From “Beach Party” to “Woodstock”: The Pop Cultural Revolution of Sixties America

Date and Time
November 30, 2011
Event Details
 
The Sixties was one of the most controversial decades in American history. Cold War politics, civil rights, student protest, and the Vietnam War all profoundly affected American society and culture even as popular culture both reflected and influenced the decade’s social upheavals. This public program brings together three specialists of American culture of the Sixties.
 
The program will highlight some of the key developments in popular film and music and consider the role of political and social factors in shaping popular culture, as well as the impact of pop culture on society. Author Tom Lisanti will explore some of the popular films from the Sixties beach movie genre such as “Beach Party,”Ride the Wild Surf,” and “Beach Blanket Bingo” while Professor Susan Schmidt Horning will discuss popular music from Motown to Woodstock. After the presentations, a conversation will be moderated by Professor Joan DelFattore, a specialist of American culture.     
 
Susan Schmidt Horning is an assistant professor of history at St. John’s University in New York. She specializes in 19th and 20th century U. S. history, American technology and culture, and sound studies. She is the author of, Chasing Sound: Technology, Culture, and the Art of Studio Recording in America (forthcoming), which explores the interplay between technology, music, and engineering from the birth of the American recording industry through the 1970s. Susan is also a former musician and amateur recordist who played with the 1970s rock band, Chi-Pig, and performs with The Email Special, a jazz group comprised of fellow historians of technology and science who play once a year after their annual conference.
 

Tom Lisanti has a BA from Hofstra University and is the Rights and Permissions Manager at The New York Public Library.  He is also an award-winning author of seven books about Sixties Hollywood such as Hollywood Surf and Beach Movies: The First Wave, 1959-1969, and one with former Sixties actress Gail Gerber, her memoir Trippin’ with Terry Southern: What I Think I Remember, which won the Independent Publisher Book Award Silver Medal for “Best Autobiography/Memoir of 2009.” His most recent book is Dueling Harlows: Race to the Silver Screen. It’s the backstory about the making of two rival motion pictures both titled Harlow (one starring Carroll Baker as Jean Harlow, the other Carol Lynley) that quickly turned into one of the nastiest, dirtiest feuds that Hollywood ever witnessed. Tom also writes for Cinema Retro magazine as well as his own Blog found at his web site www.sixtiescinema.com.

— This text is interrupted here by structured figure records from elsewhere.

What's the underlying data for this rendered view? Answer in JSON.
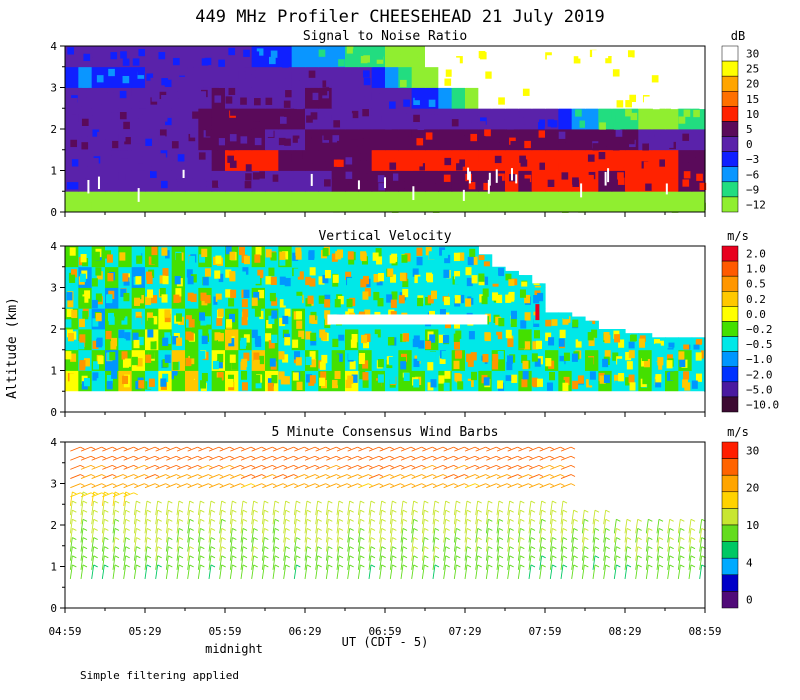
{
  "title": "449 MHz Profiler CHEESEHEAD 21 July 2019",
  "ylabel": "Altitude (km)",
  "xlabel": "UT  (CDT - 5)",
  "midnight_label": "midnight",
  "footer": "Simple filtering applied",
  "x_ticks": [
    "04:59",
    "05:29",
    "05:59",
    "06:29",
    "06:59",
    "07:29",
    "07:59",
    "08:29",
    "08:59"
  ],
  "chart_data": [
    {
      "type": "heatmap",
      "title": "Signal to Noise Ratio",
      "units": "dB",
      "ylim": [
        0,
        4
      ],
      "y_ticks": [
        "0",
        "1",
        "2",
        "3",
        "4"
      ],
      "colorbar": {
        "labels": [
          "30",
          "25",
          "20",
          "15",
          "10",
          "5",
          "0",
          "−3",
          "−6",
          "−9",
          "−12"
        ],
        "colors": [
          "#ffffff",
          "#ffff00",
          "#ffa500",
          "#ff7000",
          "#ff2200",
          "#5a0a5a",
          "#5a22aa",
          "#1020ff",
          "#0a96ff",
          "#22dd80",
          "#90ee30"
        ]
      },
      "rows": [
        {
          "alt": 0.25,
          "values": [
            -12,
            -12,
            -12,
            -12,
            -12,
            -12,
            -12,
            -12,
            -12,
            -12,
            -12,
            -12,
            -12,
            -12,
            -12,
            -12,
            -12,
            -12,
            -12,
            -12,
            -12,
            -12,
            -12,
            -12,
            -12,
            -12,
            -12,
            -12,
            -12,
            -12,
            -12,
            -12,
            -12,
            -12,
            -12,
            -12,
            -12,
            -12,
            -12,
            -12,
            -12,
            -12,
            -12,
            -12,
            -12,
            -12,
            -12,
            -12
          ]
        },
        {
          "alt": 0.75,
          "values": [
            1,
            1,
            1,
            2,
            1,
            1,
            1,
            1,
            2,
            2,
            3,
            4,
            3,
            4,
            4,
            4,
            4,
            3,
            4,
            4,
            5,
            5,
            7,
            7,
            7,
            7,
            8,
            8,
            8,
            8,
            9,
            9,
            9,
            10,
            9,
            10,
            10,
            10,
            10,
            10,
            9,
            9,
            10,
            10,
            10,
            10,
            9,
            9
          ]
        },
        {
          "alt": 1.25,
          "values": [
            2,
            2,
            1,
            2,
            2,
            2,
            1,
            2,
            2,
            3,
            4,
            8,
            11,
            12,
            11,
            10,
            8,
            7,
            8,
            9,
            8,
            7,
            9,
            10,
            10,
            11,
            11,
            11,
            11,
            11,
            12,
            12,
            12,
            12,
            12,
            11,
            13,
            13,
            13,
            12,
            11,
            12,
            11,
            11,
            10,
            10,
            9,
            8
          ]
        },
        {
          "alt": 1.75,
          "values": [
            3,
            3,
            2,
            3,
            3,
            2,
            2,
            3,
            3,
            4,
            5,
            6,
            5,
            5,
            5,
            4,
            4,
            4,
            6,
            7,
            7,
            7,
            7,
            7,
            7,
            7,
            8,
            8,
            9,
            9,
            9,
            8,
            9,
            9,
            9,
            9,
            8,
            7,
            7,
            6,
            5,
            5,
            5,
            4,
            4,
            4,
            4,
            3
          ]
        },
        {
          "alt": 2.25,
          "values": [
            3,
            3,
            3,
            3,
            3,
            3,
            3,
            2,
            3,
            4,
            6,
            9,
            9,
            9,
            7,
            6,
            5,
            5,
            4,
            4,
            4,
            4,
            3,
            3,
            3,
            3,
            3,
            3,
            3,
            3,
            2,
            2,
            2,
            2,
            1,
            1,
            0,
            -3,
            -6,
            -6,
            -9,
            -9,
            -9,
            -12,
            -12,
            -12,
            -9,
            -9
          ]
        },
        {
          "alt": 2.75,
          "values": [
            2,
            2,
            2,
            2,
            2,
            2,
            3,
            3,
            3,
            4,
            4,
            5,
            4,
            4,
            4,
            4,
            4,
            4,
            5,
            5,
            4,
            3,
            3,
            2,
            1,
            1,
            -3,
            -3,
            -6,
            -9,
            -12,
            30,
            30,
            30,
            30,
            30,
            30,
            30,
            30,
            30,
            30,
            30,
            30,
            30,
            30,
            30,
            30,
            30
          ]
        },
        {
          "alt": 3.25,
          "values": [
            -3,
            -6,
            -3,
            -3,
            -3,
            -3,
            0,
            0,
            1,
            2,
            2,
            3,
            4,
            3,
            3,
            3,
            3,
            3,
            3,
            3,
            2,
            2,
            1,
            -3,
            -6,
            -9,
            -12,
            -12,
            30,
            30,
            30,
            30,
            30,
            30,
            30,
            30,
            30,
            30,
            30,
            30,
            30,
            30,
            30,
            30,
            30,
            30,
            30,
            30
          ]
        },
        {
          "alt": 3.75,
          "values": [
            1,
            1,
            1,
            1,
            1,
            1,
            1,
            0,
            0,
            0,
            0,
            0,
            0,
            0,
            -3,
            -3,
            -3,
            -6,
            -6,
            -6,
            -6,
            -9,
            -9,
            -9,
            -12,
            -12,
            -12,
            30,
            30,
            30,
            30,
            30,
            30,
            30,
            30,
            30,
            30,
            30,
            30,
            30,
            30,
            30,
            30,
            30,
            30,
            30,
            30,
            30
          ]
        }
      ]
    },
    {
      "type": "heatmap",
      "title": "Vertical Velocity",
      "units": "m/s",
      "ylim": [
        0,
        4
      ],
      "y_ticks": [
        "0",
        "1",
        "2",
        "3",
        "4"
      ],
      "colorbar": {
        "labels": [
          "2.0",
          "1.0",
          "0.5",
          "0.2",
          "0.0",
          "−0.2",
          "−0.5",
          "−1.0",
          "−2.0",
          "−5.0",
          "−10.0"
        ],
        "colors": [
          "#e8001e",
          "#ff5a00",
          "#ff9600",
          "#ffc800",
          "#ffff00",
          "#44e000",
          "#00e8e8",
          "#0096ff",
          "#0032ff",
          "#4a1aa0",
          "#3c0a32"
        ]
      },
      "rows": [
        {
          "alt": 0.75,
          "values": [
            0,
            -0.2,
            -0.5,
            -0.2,
            0.2,
            -0.2,
            -0.5,
            0,
            -0.2,
            0.2,
            -0.5,
            -0.2,
            0,
            -0.5,
            -0.2,
            0,
            -0.5,
            -0.2,
            -0.5,
            -0.2,
            -0.2,
            0,
            -0.5,
            -0.2,
            -0.5,
            -0.2,
            -0.2,
            -0.5,
            -0.2,
            -0.5,
            -0.5,
            -0.2,
            -0.5,
            -0.5,
            -0.2,
            -0.5,
            -0.5,
            -0.2,
            -0.5,
            -0.5,
            -0.2,
            -0.5,
            -0.5,
            -0.2,
            -0.5,
            -0.2,
            -0.5,
            -0.5
          ]
        },
        {
          "alt": 1.25,
          "values": [
            -0.2,
            -0.5,
            -0.2,
            -1,
            -0.2,
            0,
            -0.2,
            -0.5,
            0.2,
            -0.2,
            -0.5,
            0,
            -0.2,
            -0.5,
            0.2,
            -0.2,
            -0.5,
            -0.5,
            -0.2,
            -0.5,
            -0.2,
            -0.5,
            -0.2,
            -0.5,
            -0.5,
            -0.2,
            -0.5,
            -0.5,
            -0.5,
            -0.2,
            -0.5,
            -0.5,
            -0.2,
            -0.5,
            -0.5,
            -0.5,
            -0.2,
            -0.5,
            -0.5,
            -0.2,
            -0.5,
            -0.5,
            -0.5,
            -0.2,
            -0.5,
            -0.5,
            -0.2,
            -0.5
          ]
        },
        {
          "alt": 1.75,
          "values": [
            -0.5,
            -0.2,
            -0.5,
            -0.2,
            -0.5,
            -0.2,
            0,
            -0.2,
            -0.5,
            -0.2,
            -0.5,
            -0.2,
            0.2,
            -0.2,
            -0.5,
            -0.2,
            -0.5,
            -0.2,
            -0.5,
            -0.5,
            -0.5,
            -0.2,
            -0.5,
            -0.5,
            -0.5,
            -0.5,
            -0.5,
            -0.2,
            -0.5,
            -0.5,
            -0.5,
            -0.5,
            -0.5,
            -0.5,
            -0.2,
            -0.5,
            -0.5,
            -0.5,
            -0.5,
            -0.5,
            -0.5,
            -0.5,
            -0.5,
            -0.5,
            -0.5,
            -0.5,
            -0.5,
            -0.5
          ]
        },
        {
          "alt": 2.25,
          "values": [
            -0.2,
            -0.5,
            -1,
            -0.2,
            -0.2,
            -0.5,
            -0.2,
            0,
            -0.5,
            -0.2,
            -0.2,
            -0.5,
            -0.2,
            -0.5,
            -0.5,
            -0.2,
            -0.5,
            -0.2,
            -0.5,
            -0.5,
            -0.5,
            -0.5,
            -0.5,
            -0.5,
            -0.5,
            -0.5,
            -0.5,
            -0.5,
            -0.5,
            -0.5,
            -0.5,
            -0.5,
            -0.5,
            -0.5,
            -0.5,
            -0.5,
            -0.5,
            -0.5,
            -0.5,
            -0.5,
            -0.5,
            -0.5,
            -0.5,
            -0.5,
            -0.5,
            -0.5,
            -0.5,
            -0.5
          ]
        },
        {
          "alt": 2.75,
          "values": [
            -0.5,
            -0.2,
            -0.5,
            -1,
            -0.5,
            -0.2,
            -0.5,
            -0.5,
            -0.2,
            -0.5,
            -0.2,
            -0.5,
            -0.5,
            -0.5,
            -0.2,
            -0.5,
            -0.5,
            -0.5,
            -0.5,
            -0.5,
            -0.5,
            -0.5,
            -0.5,
            -0.5,
            -0.5,
            -0.5,
            -0.5,
            -0.5,
            -0.5,
            -0.5,
            -0.5,
            -0.5,
            -0.5,
            -0.5,
            -0.5,
            -0.5,
            -0.5,
            -0.5,
            -0.5,
            -0.5,
            -0.5,
            -0.5,
            -0.5,
            -0.5,
            -0.5,
            -0.5,
            -0.5,
            -0.5
          ]
        },
        {
          "alt": 3.25,
          "values": [
            -0.5,
            -1,
            -0.5,
            -0.2,
            -0.5,
            -1,
            -0.5,
            -0.5,
            -0.2,
            -0.5,
            -0.5,
            -0.5,
            -0.5,
            -0.5,
            -0.5,
            -0.5,
            -0.5,
            -0.5,
            -0.5,
            -0.5,
            -0.5,
            -0.5,
            -0.5,
            -0.5,
            -0.5,
            -0.5,
            -0.5,
            -0.5,
            -0.5,
            -0.5,
            -0.5,
            -0.5,
            -0.5,
            -0.5,
            -0.5,
            -0.5,
            -0.5,
            -0.5,
            -0.5,
            -0.5,
            -0.5,
            -0.5,
            -0.5,
            -0.5,
            -0.5,
            -0.5,
            -0.5,
            -0.5
          ]
        },
        {
          "alt": 3.75,
          "values": [
            -0.2,
            -0.5,
            -0.2,
            -0.5,
            -0.2,
            -0.5,
            -0.2,
            -0.5,
            -0.2,
            -0.5,
            -0.2,
            -0.5,
            -0.2,
            -0.5,
            -0.2,
            -0.5,
            -0.2,
            -0.5,
            -0.5,
            -0.5,
            -0.5,
            -0.5,
            -0.5,
            -0.5,
            -0.5,
            -0.5,
            -0.5,
            -0.5,
            -0.5,
            -0.5,
            -0.5,
            -0.5,
            -0.5,
            -0.5,
            -0.5,
            -0.5,
            -0.5,
            -0.5,
            -0.5,
            -0.5,
            -0.5,
            -0.5,
            -0.5,
            -0.5,
            -0.5,
            -0.5,
            -0.5,
            -0.5
          ]
        }
      ],
      "coverage_top_km": [
        4,
        4,
        4,
        4,
        4,
        4,
        4,
        4,
        4,
        4,
        4,
        4,
        4,
        4,
        4,
        4,
        4,
        4,
        4,
        4,
        4,
        4,
        4,
        4,
        4,
        4,
        4,
        4,
        4,
        4,
        4,
        3.8,
        3.5,
        3.4,
        3.3,
        3.1,
        2.4,
        2.4,
        2.3,
        2.2,
        2.0,
        2.0,
        1.9,
        1.9,
        1.8,
        1.8,
        1.8,
        1.8
      ]
    },
    {
      "type": "wind_barbs",
      "title": "5 Minute Consensus Wind Barbs",
      "units": "m/s",
      "ylim": [
        0,
        4
      ],
      "y_ticks": [
        "0",
        "1",
        "2",
        "3",
        "4"
      ],
      "colorbar": {
        "labels": [
          "30",
          "20",
          "10",
          "4",
          "0"
        ],
        "colors": [
          "#ff1e00",
          "#ff6400",
          "#ffa500",
          "#ffd200",
          "#c8e632",
          "#64dc1e",
          "#00c864",
          "#00aaff",
          "#0000c8",
          "#500a78"
        ]
      },
      "speed_profile": [
        {
          "alt": 0.8,
          "speed": 8
        },
        {
          "alt": 1.5,
          "speed": 10
        },
        {
          "alt": 2.2,
          "speed": 12
        },
        {
          "alt": 2.8,
          "speed": 18
        },
        {
          "alt": 3.2,
          "speed": 22
        },
        {
          "alt": 3.6,
          "speed": 24
        },
        {
          "alt": 4.0,
          "speed": 25
        }
      ]
    }
  ]
}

Joan DelFattore is Professor of English and Legal Studies at the University of Delaware. She holds a Ph.D. in English from Penn State University with a specialization in modern American culture, and she regularly teaches multidisciplinary courses about America in the 1960s.  Her field of research is free speech, and she is the author of dozens of articles as well as three books published by Yale University Press.  Her work has won awards from the American Library Association, the American Educational Research Association, the Gustavus Myers Center for the Study of Human Rights in North America, and the Spencer Foundation.  She is presently a Writer in Residence in the Allen Room at the New York Public Library, where she is working on a new book on academic freedom to be published by Yale.